Tracepoints are the Linux kernel’s built-in hooks for observing specific events, allowing tools like perf to gain deep visibility into subsystem behavior.

Let’s watch perf trace kernel scheduler events.

sudo perf record -e 'sched:sched_switch' -a -- sleep 5
sudo perf script

This command records every time the scheduler switches from one task to another for 5 seconds, then displays those events in a human-readable format. You’ll see output like this, detailing the old task, new task, and their PIDs:

...
        0.000012:    0.000000:    0.000000:   <idle> (0) -> swapper/0 (0)
        0.000056:    0.000000:    0.000000:   swapper/0 (0) -> systemd (1)
        0.000089:    0.000000:    0.000000:   systemd (1) -> (null) (0)
        0.000123:    0.000000:    0.000000:   (null) (0) -> kworker/0:1H-123 (123)
...

The sched:sched_switch tracepoint is fundamental to understanding how the kernel manages CPU time.
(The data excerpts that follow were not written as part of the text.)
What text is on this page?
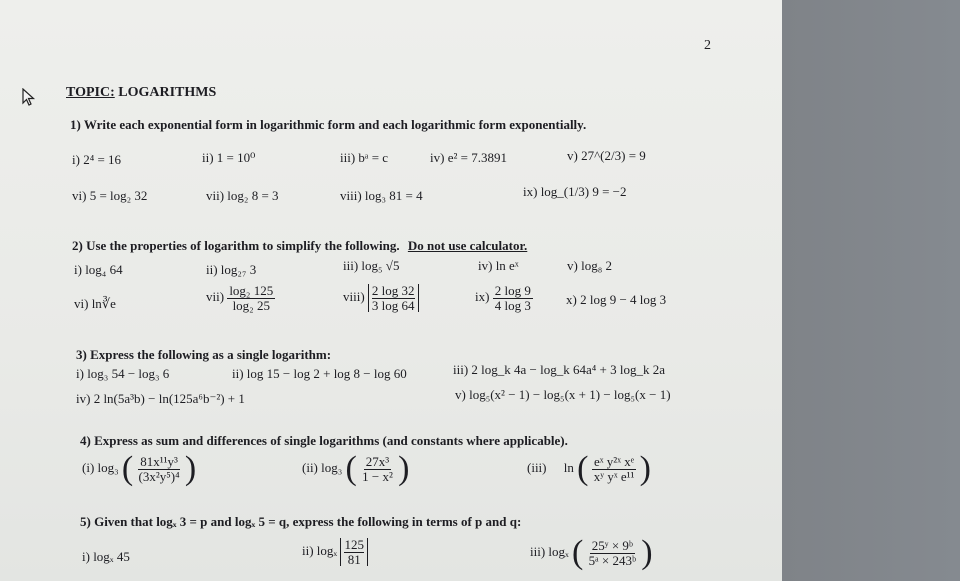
2
TOPIC: LOGARITHMS
1) Write each exponential form in logarithmic form and each logarithmic form exponentially.
i) 2⁴ = 16	ii) 1 = 10⁰	iii) bᵃ = c	iv) e² = 7.3891	v) 27^(2/3) = 9
vi) 5 = log₂ 32	vii) log₂ 8 = 3	viii) log₃ 81 = 4	ix) log_(1/3) 9 = −2
2) Use the properties of logarithm to simplify the following. Do not use calculator.
i) log₄ 64	ii) log₂₇ 3	iii) log₅ √5	iv) ln eˣ	v) log₈ 2
vi) ln∛e	$vii) \frac{\text{log₂ 125}}{\text{log₂ 25}}$	viii) $\frac{2 \log 32}{3 \log 64}$	$ix) \frac{2 \log 9}{4 \log 3}$	x) 2 log 9 − 4 log 3
3) Express the following as a single logarithm:
i) log₃ 54 − log₃ 6	ii) log 15 − log 2 + log 8 − log 60	iii) 2 log_k 4a − log_k 64a⁴ + 3 log_k 2a
iv) 2 ln(5a³b) − ln(125a⁶b⁻²) + 1	v) log₅(x² − 1) − log₅(x + 1) − log₅(x − 1)
4) Express as sum and differences of single logarithms (and constants where applicable).
(i) log₃ ( $\frac{\text{81x¹¹y³}}{\text{(3x²y⁵)⁴}}$ )	(ii) log₃ ( $\frac{\text{27x³}}{\text{1 − x²}}$ )	(iii) ln ( $\frac{\text{eˣ y²ˣ xᵉ}}{\text{xʸ yˣ e¹¹}}$ )
5) Given that logₓ 3 = p and logₓ 5 = q, express the following in terms of p and q:
i) logₓ 45	ii) logₓ $\frac{125}{81}$	iii) logₓ ( $\frac{\text{25ʸ × 9ᵇ}}{\text{5ᵃ × 243ᵇ}}$ )
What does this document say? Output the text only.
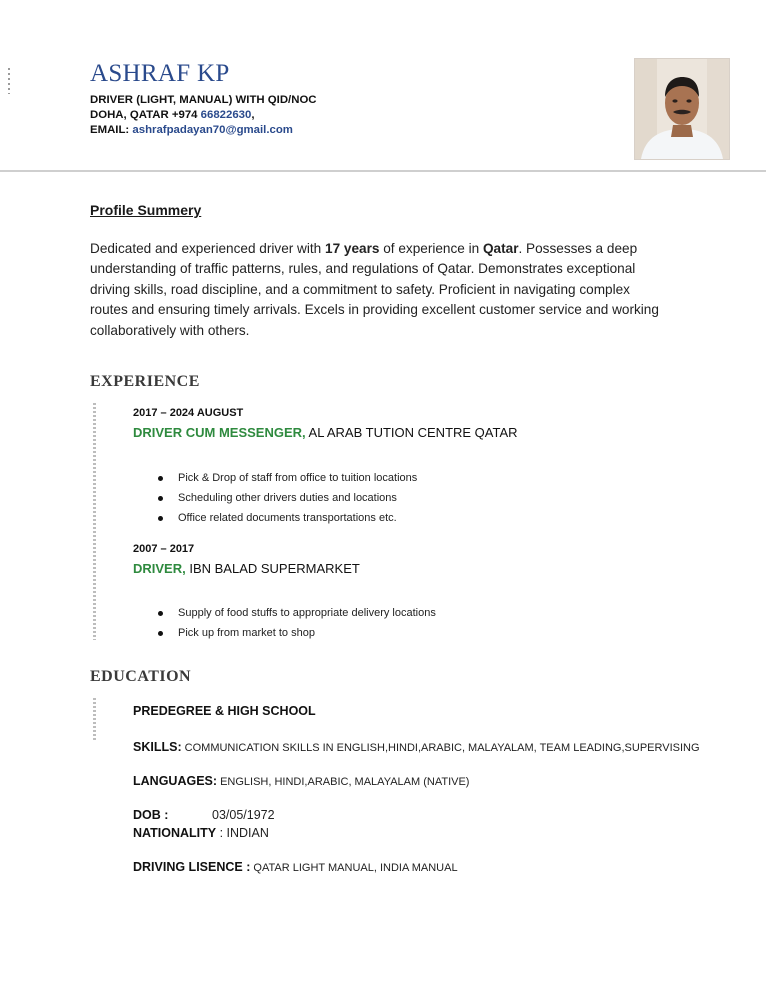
ASHRAF KP
DRIVER (LIGHT, MANUAL) WITH QID/NOC
DOHA, QATAR +974 66822630,
EMAIL: ashrafpadayan70@gmail.com
Profile Summery

Dedicated and experienced driver with 17 years of experience in Qatar. Possesses a deep understanding of traffic patterns, rules, and regulations of Qatar. Demonstrates exceptional driving skills, road discipline, and a commitment to safety. Proficient in navigating complex routes and ensuring timely arrivals. Excels in providing excellent customer service and working collaboratively with others.

EXPERIENCE
2017 – 2024 AUGUST
DRIVER CUM MESSENGER, AL ARAB TUTION CENTRE QATAR
Pick & Drop of staff from office to tuition locations
Scheduling other drivers duties and locations
Office related documents transportations etc.
2007 – 2017
DRIVER, IBN BALAD SUPERMARKET
Supply of food stuffs to appropriate delivery locations
Pick up from market to shop
EDUCATION
PREDEGREE & HIGH SCHOOL
SKILLS: COMMUNICATION SKILLS IN ENGLISH,HINDI,ARABIC, MALAYALAM, TEAM LEADING,SUPERVISING
LANGUAGES: ENGLISH, HINDI,ARABIC, MALAYALAM (NATIVE)
DOB :	03/05/1972
NATIONALITY : INDIAN
DRIVING LISENCE : QATAR LIGHT MANUAL, INDIA MANUAL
When you see sched_switch, it means the scheduler has decided to stop running one process (the prev_state task) and start running another (the next_state task) on a CPU. This is the heartbeat of concurrency on Linux.

The power of tracepoints lies in their granularity. perf can tap into thousands of these predefined points across various kernel subsystems: scheduling, memory management, network stack, file system operations, and more. Each tracepoint represents a specific, observable moment in the kernel’s execution.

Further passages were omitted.